Ein halbes Jahr später
Wenn sie schläft, ist sie ein richtiger Engel. Zu jedem wachen Moment kann sie bissig, sanft oder eiskalt sein. Aber wenn sie schläft, dann kann ich sie einschätzen.
In unserem kalten Exil im tiefen Schnee leben wir sicher vor der Welt. Aber das kann so nicht bleiben.
Denn das Ende kommt. Ich habe es gesehen, vielleicht als einer der ersten.
Ich hasse es, Soyala zu wecken, aber das hier ist wichtig.
„Hey, Königin“, ich rüttele sie. Grunzend wälzt sie sich auf die andere Seite. Ein Wunder. Das Bett ist so schmal, dass ich kaum darauf liegen, geschweige denn, mich bewegen kann. Soyala schafft das natürlich.
Nur wie?
„Soyala. Ich habe etwas, dass du dir ansehen musst!“
Diesmal schüttele ich sie heftiger.
Ich schlägt müde die Augen auf und reibt sie sich. „Wie viel Uhr ist es?“
Ich sehe auf unsere alte Kuckucksuhr.
„Keine Ahnung.“ Die Uhr ist kaputt. Das könnte daran liegen, dass mich der kleine, krächzende Vogel darin genervt hat.
Soyala setzte sich langsam auf und streckt sie. In unserem Bunker sind keine Fenster. Aber ich spüre natürlich, dass draußen Nacht herrscht.
Soyala sieht atemberaubend aus. Ihre Haare sind jetzt schneeweiß und die Spitzen hellblau. Sie ist größer geworden, man sieht nun, dass sie eine Frau wird. Die Elemente verändern unsere Körper, sie lassen uns schneller altern.
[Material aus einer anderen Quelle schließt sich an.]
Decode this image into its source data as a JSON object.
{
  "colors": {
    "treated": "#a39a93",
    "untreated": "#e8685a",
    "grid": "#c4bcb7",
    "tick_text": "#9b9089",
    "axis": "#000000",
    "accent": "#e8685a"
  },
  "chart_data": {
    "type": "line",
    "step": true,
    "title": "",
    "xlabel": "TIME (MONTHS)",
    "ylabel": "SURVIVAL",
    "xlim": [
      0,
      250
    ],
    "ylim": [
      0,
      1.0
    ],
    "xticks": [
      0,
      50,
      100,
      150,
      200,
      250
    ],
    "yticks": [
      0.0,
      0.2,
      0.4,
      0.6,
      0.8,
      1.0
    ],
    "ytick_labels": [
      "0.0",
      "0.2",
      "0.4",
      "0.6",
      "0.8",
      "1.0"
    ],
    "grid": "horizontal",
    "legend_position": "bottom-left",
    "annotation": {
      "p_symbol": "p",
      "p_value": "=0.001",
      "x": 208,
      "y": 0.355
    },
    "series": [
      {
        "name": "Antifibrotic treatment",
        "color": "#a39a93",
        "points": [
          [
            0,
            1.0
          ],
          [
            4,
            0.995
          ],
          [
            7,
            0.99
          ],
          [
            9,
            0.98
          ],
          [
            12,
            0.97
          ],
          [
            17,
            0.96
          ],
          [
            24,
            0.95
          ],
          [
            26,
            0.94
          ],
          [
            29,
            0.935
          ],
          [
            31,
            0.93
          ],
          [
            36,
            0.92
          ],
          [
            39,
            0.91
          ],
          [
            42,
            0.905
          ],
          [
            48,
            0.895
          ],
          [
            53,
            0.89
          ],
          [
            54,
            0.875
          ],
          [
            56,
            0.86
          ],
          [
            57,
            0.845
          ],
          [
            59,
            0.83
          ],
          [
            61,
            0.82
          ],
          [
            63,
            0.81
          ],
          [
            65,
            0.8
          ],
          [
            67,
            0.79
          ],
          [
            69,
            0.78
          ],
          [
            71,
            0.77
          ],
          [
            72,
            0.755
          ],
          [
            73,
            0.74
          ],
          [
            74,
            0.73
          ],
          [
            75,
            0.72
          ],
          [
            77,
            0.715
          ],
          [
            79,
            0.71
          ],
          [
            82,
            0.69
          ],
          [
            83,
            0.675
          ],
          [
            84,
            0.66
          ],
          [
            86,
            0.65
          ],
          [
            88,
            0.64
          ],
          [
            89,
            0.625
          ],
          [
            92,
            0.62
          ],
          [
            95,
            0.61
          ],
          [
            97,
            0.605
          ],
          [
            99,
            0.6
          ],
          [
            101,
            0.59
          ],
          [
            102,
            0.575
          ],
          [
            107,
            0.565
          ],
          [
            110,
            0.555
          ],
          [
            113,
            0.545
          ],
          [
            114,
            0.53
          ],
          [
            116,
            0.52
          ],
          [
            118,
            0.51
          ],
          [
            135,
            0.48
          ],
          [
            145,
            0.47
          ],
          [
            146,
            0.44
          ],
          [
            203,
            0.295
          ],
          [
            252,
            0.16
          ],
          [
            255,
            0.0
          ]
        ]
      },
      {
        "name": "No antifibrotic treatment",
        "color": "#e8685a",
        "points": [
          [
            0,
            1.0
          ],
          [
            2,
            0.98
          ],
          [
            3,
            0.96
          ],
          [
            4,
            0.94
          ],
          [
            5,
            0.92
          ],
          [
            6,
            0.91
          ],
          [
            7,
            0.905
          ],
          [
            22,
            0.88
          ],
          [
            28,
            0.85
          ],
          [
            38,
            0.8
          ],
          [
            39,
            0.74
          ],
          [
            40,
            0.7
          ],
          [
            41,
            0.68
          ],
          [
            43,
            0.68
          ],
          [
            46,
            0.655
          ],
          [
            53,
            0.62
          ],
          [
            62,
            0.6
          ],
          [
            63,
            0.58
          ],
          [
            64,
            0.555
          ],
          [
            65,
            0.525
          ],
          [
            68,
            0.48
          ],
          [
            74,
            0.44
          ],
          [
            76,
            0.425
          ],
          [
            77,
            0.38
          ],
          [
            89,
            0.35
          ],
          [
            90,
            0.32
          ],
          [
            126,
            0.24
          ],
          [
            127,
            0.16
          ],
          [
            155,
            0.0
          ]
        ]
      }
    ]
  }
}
Ich zeige Soyala den Zeitungsartikel, den ich gefunden habe:
»Waisenhaus abgebrannt« steht dort. »Mysteriöses Feuer fordert zwanzig Tote.«
„Und jetzt die hier“, sage ich, nachdem Soyala den Artikel überflogen hat und reiche ihr eine Zeitung, die zwei Wochen älter ist: »Stadt in Flammen! Großbrand sorgt für Angst und Schrecken!«
Ich zeige ihr auch einen kleineren Artikel auf der gleichen Seite: »Wer ist der Unbekannte im Feuer?«
„Weißt du, wonach das klingt?“, frage ich aufgeregt.
Soyala seufzt: „Nach dem Kind des Feuers? Aber die Zeitungen sind alt! Das Feuer ist längst vorbei.“
Ich nickte aufgeregt: „Aber ich habe auch eine Idee, wo wir suchen: Hier, die Stadt hat einen Hafen – und eine Linie dort fährt regelmäßig zum heißesten Ort der Welt: Der roten Wüste!“
Soyala wirkt nicht gerade begeistert: „Wir sollen zum hellsten und heißesten Ort der Welt? Ehrlich?“
Ich ziehe sie zu mir und küsse sie mit einem Grinsen: „Wir zwei schaffen das schon. Lass uns die Welt retten!“
„Aber nur ausnahmsweise“, murrt Soyala.